There are still arguments about climate risk. For instance, some developers argue that pricing climate risk will scare investors away. What do you think?
That argument misunderstands capital. Investors are not afraid of risk, but they are afraid of unknown risk. What truly scares capital is sudden repricing, especially when insurance is withdrawn overnight, when assets become stranded, and when infrastructure fails without warning. What I have observed is that transparent risk pricing does not kill markets. It stabilises them. Therefore, the most attractive cities of the future will not be those that deny climate risk, but those that price it honestly and manage it intelligently.
Your research used advanced tools such as Climate Value-at-Risk and machine learning. Can African institutions realistically adopt these methods?
Yes, and more quickly than many assume. Africa does not need to replicate Western systems line by line; it can leapfrog them. Nigeria already possesses the critical inputs, including transaction-level property data, satellite-derived flood and heat data, climate projections, and rapidly improving digital infrastructure.
The constraint is not in technology; it is institutional coordination. What is required is deliberate collaboration between universities, government agencies, regulatory bodies, banks, and professional bodies (Nigerian Institution of Estate Surveyors and Valuers and the Estate Surveyor and Valuers Registration Board of Nigeria) so that these tools are standardised, trusted, and embedded in decision-making.
Climate Value-at-Risk and machine learning are simply structured ways of asking better questions of data we already have. This is where Africa can lead by integrating climate intelligence directly into urban growth and investment frameworks now, rather than retrofitting it after decades of costly mispricing.
Almost always, awards have impact on recipients. In your own case, how does this award change your next steps?

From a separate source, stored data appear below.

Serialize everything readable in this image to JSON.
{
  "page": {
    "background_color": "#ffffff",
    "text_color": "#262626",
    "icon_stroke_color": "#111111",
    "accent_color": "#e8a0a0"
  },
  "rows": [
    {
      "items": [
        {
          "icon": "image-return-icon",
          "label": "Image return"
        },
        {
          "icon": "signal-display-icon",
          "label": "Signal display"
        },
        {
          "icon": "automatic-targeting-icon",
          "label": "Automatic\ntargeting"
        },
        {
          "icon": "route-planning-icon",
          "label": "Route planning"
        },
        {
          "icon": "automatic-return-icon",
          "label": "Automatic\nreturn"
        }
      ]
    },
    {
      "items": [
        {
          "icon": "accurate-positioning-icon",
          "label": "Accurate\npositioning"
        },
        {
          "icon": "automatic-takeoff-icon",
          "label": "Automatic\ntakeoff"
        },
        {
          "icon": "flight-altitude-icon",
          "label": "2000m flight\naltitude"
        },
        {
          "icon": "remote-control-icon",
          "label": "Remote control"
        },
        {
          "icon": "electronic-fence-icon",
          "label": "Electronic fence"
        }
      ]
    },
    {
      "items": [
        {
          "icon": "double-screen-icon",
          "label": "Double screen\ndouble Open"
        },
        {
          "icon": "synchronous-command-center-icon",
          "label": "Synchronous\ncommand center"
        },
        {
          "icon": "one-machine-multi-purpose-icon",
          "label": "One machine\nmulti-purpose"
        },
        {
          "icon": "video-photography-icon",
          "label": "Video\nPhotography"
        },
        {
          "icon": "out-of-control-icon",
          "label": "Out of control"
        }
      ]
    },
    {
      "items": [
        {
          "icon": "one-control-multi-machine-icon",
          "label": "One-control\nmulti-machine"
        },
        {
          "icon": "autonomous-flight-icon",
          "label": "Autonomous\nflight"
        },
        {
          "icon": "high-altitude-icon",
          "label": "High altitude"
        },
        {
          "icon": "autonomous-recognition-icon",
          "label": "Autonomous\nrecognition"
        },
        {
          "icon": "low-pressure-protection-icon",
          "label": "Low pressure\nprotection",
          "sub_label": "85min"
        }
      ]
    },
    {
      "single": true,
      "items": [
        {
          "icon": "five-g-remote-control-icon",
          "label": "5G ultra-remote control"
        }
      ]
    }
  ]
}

It sharpens my responsibility. My focus is now threefold, including policy advisory work, especially with governments and regulators in climate-exposed economies; capacity building, which entails training valuers, planners, and investment analysts across Africa; and applied research platforms aimed at turning climate risk into decision tools, rather than just journal articles. This work has the potential to sit on the desks of commissioners, ministers, pension funds, and university vice-chancellors, not only in libraries.
Serious-minded people are excited by success. What, therefore, is your message to the youth, especially young African scholars and professionals watching this achievement?
Do not chase relevance by being loud, but chase relevance by being useful. The world is changing faster than our institutions, and Africa needs thinkers who can translate complexity into action, who are comfortable at the intersection of data, policy, finance and society.
I say this with deep gratitude to God, who orders steps beyond our planning, and with profound acknowledgement of my biological and academic fathers, Emeritus Professor Cyril Ayodele Ajayi & Professor Omokolade Akinsomi, whose lives as scholars taught me that excellence is sustained and not performed. This award affirms that African scholarship, when rigorous, grounded and principled, can shape global conversations. And truly, we are only just beginning.